The owner of pioneering High Times magazine is scrambling to close a marijuana retail acquisition in California that includes a tangle of owners and entities, several social equity partners and properties not yet built out.
Los Angeles-based High Times Holding is trying to complete the $67.5 million deal with Harvest Health & Recreation by putting in just $1.5 million in cash.
If the High Times deal goes through, the majority of the entities will have changed hands from Have a Heart founder Ryan Kunkel to Harvest to High Times in a matter of months.Most of the remainder would be stock in High Times, which has been attempting for two years to raise money through a small-investor Regulation A stock offering.

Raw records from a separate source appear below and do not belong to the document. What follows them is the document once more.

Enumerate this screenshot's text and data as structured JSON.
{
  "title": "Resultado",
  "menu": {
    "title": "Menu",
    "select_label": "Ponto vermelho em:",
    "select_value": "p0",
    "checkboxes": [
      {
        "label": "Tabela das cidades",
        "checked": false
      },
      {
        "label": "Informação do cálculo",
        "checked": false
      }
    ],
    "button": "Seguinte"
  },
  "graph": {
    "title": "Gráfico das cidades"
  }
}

Arizona-based Harvest Health announced a deal in March to acquire Have a Heart in March for $85.8 million. The transaction closed, but the two companies now are in litigation.
Social equity angle
The corporate wheeling and dealing as well as the nearly all-stock structure of the High Times-Harvest deal has raised concerns about how social equity partners are being treated at a time of protests across the country about racial inequities.
Four of the operating and planned dispensaries in San Francisco and Oakland have social equity partners.
The two transactions in San Francisco appear to possibly trigger the city’s strict social equity ordinance banning a majority change of control without losing the permit and the benefits that come with it.
Oakland’s rules explicitly say that social equity partners are in control of their operations.
California cannabis attorney Omar Figueroa said the deals, without having prior approval of social equity partners, “kind of makes a mockery” of the process. “It’s exploiting the social equity person,” he said.
He also called the acquisitions “funny-money deals because they don’t involve actual cash transfers, just stock swaps.”
Officials with Harvest and High Times didn’t directly respond to the allegation that social equity partners are being exploited, saying they are limited to what they can discuss.
“All we can say is we’re engaged in conversation with all of the prospective partners and focused on finding a mutually beneficial path forward,” High Times spokesman Jon Cappetta wrote in an email to Marijuana Business Daily.
Christine Hersey, Harvest’s director of investor relations, wrote in an email: “Partnerships are one way in which local entrepreneurs can work together with larger, more established players in the sector, enabling both parties to mutually benefit from a collaboration.”
High Times aims to become retail player
The Harvest deal is part of High Times’ strategy to diversify into retail by leveraging public recognition of its brand.
High Times announced plans this spring to aggressively move into California’s marijuana retail market by buying 13 planned and operating dispensaries from Harvest Health and, separately, the Humboldt Heritage cultivation and processing business.
The Humboldt Heritage deal collapsed and the High Times-Harvest retail transaction recently was cut to 10 properties. Of the 10 properties remaining in the planned acquisition, only three are in operation.
High Times itself has cautioned that the amended transaction is contingent on getting approvals from certain owners, as well as state and local regulatory approvals.